Si même la continuité peut ce que la répétition ne peut pas, elle ne nous inspire pas pour cela un besoin d’excitations nouvelles et imprévues. Car, si elle abolit totalement la conscience de l’état agréable, nous ne pouvons pas nous apercevoir que le plaisir qui y était attaché s’est en même temps évanoui ; il est d’ailleurs remplacé par cette sensation générale de bien-être qui accompagne l’exercice régulier des fonctions normalement continues, et qui n’a pas un moindre prix. Nous ne regrettons donc rien. Qui de nous a jamais eu envie de sentir battre son cœur ou fonctionner ses poumons ? Si, au contraire, il y a douleur, nous aspirons simplement à un état qui diffère de celui qui nous fatigue. Mais, pour faire cesser cette souffrance, il n’est pas nécessaire de nous ingénier. Un objet connu, qui d’ordinaire nous laisse froid, peut même dans ce cas nous causer un vif plaisir s’il fait contraste avec celui qui nous lasse. Il n’y a donc rien dans la manière dont le temps affecte l’élément fondamental du plaisir qui puisse nous provoquer à un progrès quelconque. Il est vrai qu’il en est autrement de la nouveauté, dont l’attrait n’est pas durable. Mais si elle donne plus de fraîcheur au plaisir, elle ne le constitue pas. C’en est seulement une qualité secondaire et accessoire, sans laquelle il peut très bien exister, quoiqu’il risque alors d’être moins savoureux. Quand donc elle s’efface, le vide qui en résulte n’est pas très sensible ni le besoin de le combler très intense.
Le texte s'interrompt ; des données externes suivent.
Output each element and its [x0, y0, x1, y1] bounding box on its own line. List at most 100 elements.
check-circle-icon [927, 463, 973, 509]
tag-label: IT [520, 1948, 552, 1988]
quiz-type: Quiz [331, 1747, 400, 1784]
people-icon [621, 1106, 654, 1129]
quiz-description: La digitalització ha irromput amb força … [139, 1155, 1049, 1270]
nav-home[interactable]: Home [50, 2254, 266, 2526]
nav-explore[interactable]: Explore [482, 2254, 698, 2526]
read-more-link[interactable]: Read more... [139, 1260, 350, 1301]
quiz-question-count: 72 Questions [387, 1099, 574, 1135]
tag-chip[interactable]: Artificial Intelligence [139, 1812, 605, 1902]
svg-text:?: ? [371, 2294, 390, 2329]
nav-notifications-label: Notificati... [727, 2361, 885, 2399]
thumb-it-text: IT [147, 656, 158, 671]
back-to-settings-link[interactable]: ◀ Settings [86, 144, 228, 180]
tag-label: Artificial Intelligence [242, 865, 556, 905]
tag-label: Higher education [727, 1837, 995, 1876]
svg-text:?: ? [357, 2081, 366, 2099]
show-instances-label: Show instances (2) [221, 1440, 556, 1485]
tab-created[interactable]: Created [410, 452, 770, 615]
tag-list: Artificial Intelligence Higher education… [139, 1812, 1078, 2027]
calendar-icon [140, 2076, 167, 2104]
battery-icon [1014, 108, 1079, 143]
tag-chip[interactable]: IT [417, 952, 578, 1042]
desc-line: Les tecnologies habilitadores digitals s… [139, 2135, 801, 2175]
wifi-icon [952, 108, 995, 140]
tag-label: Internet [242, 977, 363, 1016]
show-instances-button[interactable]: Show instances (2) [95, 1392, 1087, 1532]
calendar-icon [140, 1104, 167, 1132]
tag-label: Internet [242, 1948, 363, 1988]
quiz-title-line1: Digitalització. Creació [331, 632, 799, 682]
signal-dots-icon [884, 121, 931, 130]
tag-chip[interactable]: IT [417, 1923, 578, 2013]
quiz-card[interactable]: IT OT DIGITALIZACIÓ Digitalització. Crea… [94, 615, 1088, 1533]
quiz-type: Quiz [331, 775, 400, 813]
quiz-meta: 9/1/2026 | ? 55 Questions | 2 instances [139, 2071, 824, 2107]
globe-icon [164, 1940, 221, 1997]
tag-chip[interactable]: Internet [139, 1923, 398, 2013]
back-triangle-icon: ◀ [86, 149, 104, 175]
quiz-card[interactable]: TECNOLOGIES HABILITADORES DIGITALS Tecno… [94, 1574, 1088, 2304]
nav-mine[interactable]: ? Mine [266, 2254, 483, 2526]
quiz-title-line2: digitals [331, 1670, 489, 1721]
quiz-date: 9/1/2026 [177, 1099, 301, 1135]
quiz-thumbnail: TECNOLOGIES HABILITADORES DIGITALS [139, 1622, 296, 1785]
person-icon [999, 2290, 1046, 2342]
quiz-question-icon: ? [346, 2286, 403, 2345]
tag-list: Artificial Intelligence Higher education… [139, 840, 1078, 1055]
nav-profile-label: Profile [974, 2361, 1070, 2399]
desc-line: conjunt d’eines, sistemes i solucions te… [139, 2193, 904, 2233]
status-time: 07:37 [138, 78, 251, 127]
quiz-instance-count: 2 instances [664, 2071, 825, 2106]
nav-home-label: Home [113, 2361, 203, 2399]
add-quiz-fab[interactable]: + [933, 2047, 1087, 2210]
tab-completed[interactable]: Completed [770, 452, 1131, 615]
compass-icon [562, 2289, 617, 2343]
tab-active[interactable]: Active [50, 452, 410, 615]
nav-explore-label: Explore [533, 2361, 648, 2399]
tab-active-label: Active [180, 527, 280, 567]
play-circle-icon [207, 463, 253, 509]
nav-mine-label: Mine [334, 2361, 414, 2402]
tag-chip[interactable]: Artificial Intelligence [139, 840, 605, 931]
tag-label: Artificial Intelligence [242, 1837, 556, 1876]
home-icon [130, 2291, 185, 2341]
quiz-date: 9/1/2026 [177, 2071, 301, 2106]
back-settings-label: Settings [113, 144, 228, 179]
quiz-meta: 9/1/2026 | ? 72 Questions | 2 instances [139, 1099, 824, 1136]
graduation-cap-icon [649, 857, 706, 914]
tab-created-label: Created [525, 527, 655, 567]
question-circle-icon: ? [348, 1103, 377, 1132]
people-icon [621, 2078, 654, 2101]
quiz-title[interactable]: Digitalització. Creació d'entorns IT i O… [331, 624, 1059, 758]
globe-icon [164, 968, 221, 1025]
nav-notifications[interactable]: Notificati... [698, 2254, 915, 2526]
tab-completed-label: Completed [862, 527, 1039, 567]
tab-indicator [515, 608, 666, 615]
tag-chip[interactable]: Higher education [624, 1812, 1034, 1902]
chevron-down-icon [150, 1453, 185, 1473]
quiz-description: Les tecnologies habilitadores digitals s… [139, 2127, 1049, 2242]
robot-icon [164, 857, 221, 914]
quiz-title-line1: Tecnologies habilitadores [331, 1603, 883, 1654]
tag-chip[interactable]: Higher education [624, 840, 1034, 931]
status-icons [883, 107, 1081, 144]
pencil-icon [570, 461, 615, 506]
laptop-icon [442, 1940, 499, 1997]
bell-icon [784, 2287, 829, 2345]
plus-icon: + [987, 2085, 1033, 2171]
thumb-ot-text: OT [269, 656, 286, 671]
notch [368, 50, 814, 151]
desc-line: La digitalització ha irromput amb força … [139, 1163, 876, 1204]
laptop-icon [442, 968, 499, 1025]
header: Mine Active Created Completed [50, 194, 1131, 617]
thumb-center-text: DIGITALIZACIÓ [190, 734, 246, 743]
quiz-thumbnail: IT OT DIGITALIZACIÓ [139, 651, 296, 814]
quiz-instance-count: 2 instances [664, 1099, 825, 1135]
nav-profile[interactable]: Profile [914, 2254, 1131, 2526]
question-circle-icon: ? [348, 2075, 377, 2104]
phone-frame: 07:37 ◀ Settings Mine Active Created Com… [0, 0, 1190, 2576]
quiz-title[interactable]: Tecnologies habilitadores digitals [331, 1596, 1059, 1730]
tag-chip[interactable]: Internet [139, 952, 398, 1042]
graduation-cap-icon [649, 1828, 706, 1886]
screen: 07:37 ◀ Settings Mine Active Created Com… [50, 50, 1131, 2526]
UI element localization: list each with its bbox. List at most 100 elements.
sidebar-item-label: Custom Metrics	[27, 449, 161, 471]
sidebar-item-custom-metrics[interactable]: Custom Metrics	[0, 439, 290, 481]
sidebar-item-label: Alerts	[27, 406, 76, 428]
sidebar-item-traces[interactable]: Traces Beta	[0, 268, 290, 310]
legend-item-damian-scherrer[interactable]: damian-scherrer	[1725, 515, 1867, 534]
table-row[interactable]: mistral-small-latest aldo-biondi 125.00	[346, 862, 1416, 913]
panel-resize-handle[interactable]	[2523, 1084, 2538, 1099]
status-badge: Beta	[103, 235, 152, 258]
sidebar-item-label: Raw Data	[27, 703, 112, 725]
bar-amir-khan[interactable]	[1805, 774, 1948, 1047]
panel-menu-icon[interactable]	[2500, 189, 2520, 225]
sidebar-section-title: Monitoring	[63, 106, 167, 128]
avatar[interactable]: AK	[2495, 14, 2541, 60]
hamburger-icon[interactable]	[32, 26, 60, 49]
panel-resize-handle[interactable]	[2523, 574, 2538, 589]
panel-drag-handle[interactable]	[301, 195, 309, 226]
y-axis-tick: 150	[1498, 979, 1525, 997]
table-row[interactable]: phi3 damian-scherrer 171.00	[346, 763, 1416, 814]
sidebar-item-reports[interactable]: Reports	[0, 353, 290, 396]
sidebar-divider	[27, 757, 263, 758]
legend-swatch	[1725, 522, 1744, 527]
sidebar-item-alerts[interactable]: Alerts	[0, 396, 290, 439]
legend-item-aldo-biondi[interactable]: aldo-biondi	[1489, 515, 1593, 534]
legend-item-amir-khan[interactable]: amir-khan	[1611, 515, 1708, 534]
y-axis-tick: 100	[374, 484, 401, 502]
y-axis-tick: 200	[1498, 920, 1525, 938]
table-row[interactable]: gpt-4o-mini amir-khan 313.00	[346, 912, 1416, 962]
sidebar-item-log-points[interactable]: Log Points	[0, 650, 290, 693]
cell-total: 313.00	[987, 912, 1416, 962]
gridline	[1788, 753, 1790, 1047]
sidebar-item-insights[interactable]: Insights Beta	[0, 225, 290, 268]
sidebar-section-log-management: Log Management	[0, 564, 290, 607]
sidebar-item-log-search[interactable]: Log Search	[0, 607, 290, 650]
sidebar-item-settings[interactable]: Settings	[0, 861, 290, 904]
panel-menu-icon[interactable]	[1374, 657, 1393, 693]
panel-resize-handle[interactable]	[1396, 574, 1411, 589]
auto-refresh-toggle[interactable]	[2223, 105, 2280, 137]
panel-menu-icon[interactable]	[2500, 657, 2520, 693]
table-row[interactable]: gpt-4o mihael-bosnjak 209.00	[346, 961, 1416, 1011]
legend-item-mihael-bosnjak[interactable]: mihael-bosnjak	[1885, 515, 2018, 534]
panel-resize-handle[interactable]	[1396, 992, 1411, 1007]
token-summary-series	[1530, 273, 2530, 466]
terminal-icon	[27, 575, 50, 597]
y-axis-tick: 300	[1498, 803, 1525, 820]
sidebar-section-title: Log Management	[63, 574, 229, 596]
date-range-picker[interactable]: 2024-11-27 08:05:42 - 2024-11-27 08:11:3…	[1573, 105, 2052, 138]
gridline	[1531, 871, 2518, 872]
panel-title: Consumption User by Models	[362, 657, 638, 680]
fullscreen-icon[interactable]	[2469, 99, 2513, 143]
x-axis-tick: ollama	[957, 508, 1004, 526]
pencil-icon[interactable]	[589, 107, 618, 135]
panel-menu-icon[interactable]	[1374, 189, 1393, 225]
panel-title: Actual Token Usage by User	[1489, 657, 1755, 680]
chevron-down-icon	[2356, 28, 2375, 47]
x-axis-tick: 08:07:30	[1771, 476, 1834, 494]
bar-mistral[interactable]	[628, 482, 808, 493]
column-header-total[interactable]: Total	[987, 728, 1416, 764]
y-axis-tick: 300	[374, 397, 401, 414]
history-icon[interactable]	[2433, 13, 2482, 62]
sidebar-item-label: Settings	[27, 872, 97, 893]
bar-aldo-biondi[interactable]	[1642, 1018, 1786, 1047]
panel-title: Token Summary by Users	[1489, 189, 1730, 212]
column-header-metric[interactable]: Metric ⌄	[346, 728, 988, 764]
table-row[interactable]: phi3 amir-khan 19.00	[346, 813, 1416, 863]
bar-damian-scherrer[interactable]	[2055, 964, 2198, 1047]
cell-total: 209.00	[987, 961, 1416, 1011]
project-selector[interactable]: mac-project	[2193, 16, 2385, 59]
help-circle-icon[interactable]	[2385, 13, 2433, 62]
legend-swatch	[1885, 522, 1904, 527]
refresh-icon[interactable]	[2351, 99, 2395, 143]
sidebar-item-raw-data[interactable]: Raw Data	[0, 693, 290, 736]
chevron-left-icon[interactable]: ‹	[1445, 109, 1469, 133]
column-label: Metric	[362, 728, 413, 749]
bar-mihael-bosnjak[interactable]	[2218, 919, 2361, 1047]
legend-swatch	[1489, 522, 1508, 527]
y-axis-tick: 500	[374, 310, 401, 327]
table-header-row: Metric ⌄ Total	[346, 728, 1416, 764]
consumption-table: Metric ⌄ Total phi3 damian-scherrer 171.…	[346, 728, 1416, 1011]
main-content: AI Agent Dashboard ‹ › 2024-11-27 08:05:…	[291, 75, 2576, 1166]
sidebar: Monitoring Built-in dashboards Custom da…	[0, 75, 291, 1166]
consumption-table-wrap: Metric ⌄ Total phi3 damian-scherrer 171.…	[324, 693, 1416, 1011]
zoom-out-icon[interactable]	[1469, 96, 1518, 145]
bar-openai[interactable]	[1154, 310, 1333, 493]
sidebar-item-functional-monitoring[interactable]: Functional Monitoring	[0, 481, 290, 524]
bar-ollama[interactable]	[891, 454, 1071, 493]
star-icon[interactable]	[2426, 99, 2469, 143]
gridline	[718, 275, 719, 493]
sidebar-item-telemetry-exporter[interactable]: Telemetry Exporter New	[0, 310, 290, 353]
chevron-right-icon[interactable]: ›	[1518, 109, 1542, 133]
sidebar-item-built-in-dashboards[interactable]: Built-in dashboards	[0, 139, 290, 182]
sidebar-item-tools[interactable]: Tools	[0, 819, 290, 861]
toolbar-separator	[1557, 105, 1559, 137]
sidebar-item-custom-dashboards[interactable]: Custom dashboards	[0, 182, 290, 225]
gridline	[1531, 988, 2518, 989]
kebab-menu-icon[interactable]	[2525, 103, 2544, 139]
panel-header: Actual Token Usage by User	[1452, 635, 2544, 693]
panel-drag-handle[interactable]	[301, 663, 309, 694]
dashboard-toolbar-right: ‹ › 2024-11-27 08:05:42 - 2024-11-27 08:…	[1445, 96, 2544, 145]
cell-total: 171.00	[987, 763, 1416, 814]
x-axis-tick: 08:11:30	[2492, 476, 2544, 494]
Ce qui en diminue encore l’intensité, c’est qu’il est neutralisé par un sentiment contraire qui est beaucoup plus fort et plus fortement enraciné en nous : c’est le besoin de la stabilité dans nos jouissances et de la régularité dans nos plaisirs. En même temps que nous aimons à changer, nous nous attachons à ce que nous aimons et nous ne pouvons pas nous en séparer sans peine. Il est d’ailleurs nécessaire qu’il en soit ainsi pour que la vie puisse se maintenir : car, si elle n’est pas possible sans changement, si même elle est d’autant plus flexible qu’elle est plus complexe, cependant elle est avant tout un système de fonctions stables et régulières. Il y a, il est vrai, des individus chez qui le besoin du nouveau atteint une intensité exceptionnelle. Rien de ce qui existe ne les satisfait ; ils ont soif de choses impossibles ; ils voudraient mettre une autre réalité à la place de celle qui leur est imposée. Mais ces mécontents incorrigibles sont des malades, et le caractère pathologique de leur cas ne fait que confirmer ce que nous venons de dire.

Enfin, il ne faut pas perdre de vue que ce besoin est de sa nature très indéterminé. Il ne nous attache à rien de précis, puisque c’est un besoin de quelque chose qui n’est pas. Il n’est donc qu’à demi constitué ; car un besoin complet comprend deux termes : une tension de la volonté et un objet certain. Comme l’objet n’est pas donné au dehors, il ne peut avoir d’autre réalité que celle que lui prête l’imagination. Ce processus est à demi représentatif. Il consiste plutôt dans des combinaisons d’images, dans une sorte de poésie intime que dans un mouvement effectif de la volonté. Il ne nous fait pas sortir de nous-même ; ce n’est guère qu’une agitation interne qui cherche une voie vers le dehors, mais ne l’a pas encore trouvée. Nous rêvons de sensations nouvelles, mais c’est une aspiration indécise qui se disperse sans prendre corps. Par conséquent, là même où elle est le plus énergique, elle ne peut avoir la force de besoins fermes et définis qui, dirigeant toujours la volonté dans le même sens et par des voies toutes frayées, la stimulent d’autant plus impérieusement qu’ils ne laissent de place ni aux tâtonnements ni aux délibérations.

En un mot, on ne peut admettre que le progrès ne soit qu’un effet de l’ennui[1]. Cette refonte périodique et même, à certains égards, continue de la nature humaine, a été une œuvre laborieuse qui s’est poursuivie dans la souffrance. Il est impossible que l’humanité se soit imposé tant de peine uniquement pour pouvoir varier un peu ses plaisirs et leur garder leur fraîcheur première.

  1. C’était la théorie de Georges Leroy ; nous ne la connaissons que par ce qu’en dit Comte dans son Cours de philos. posit., t. IV, p. 449.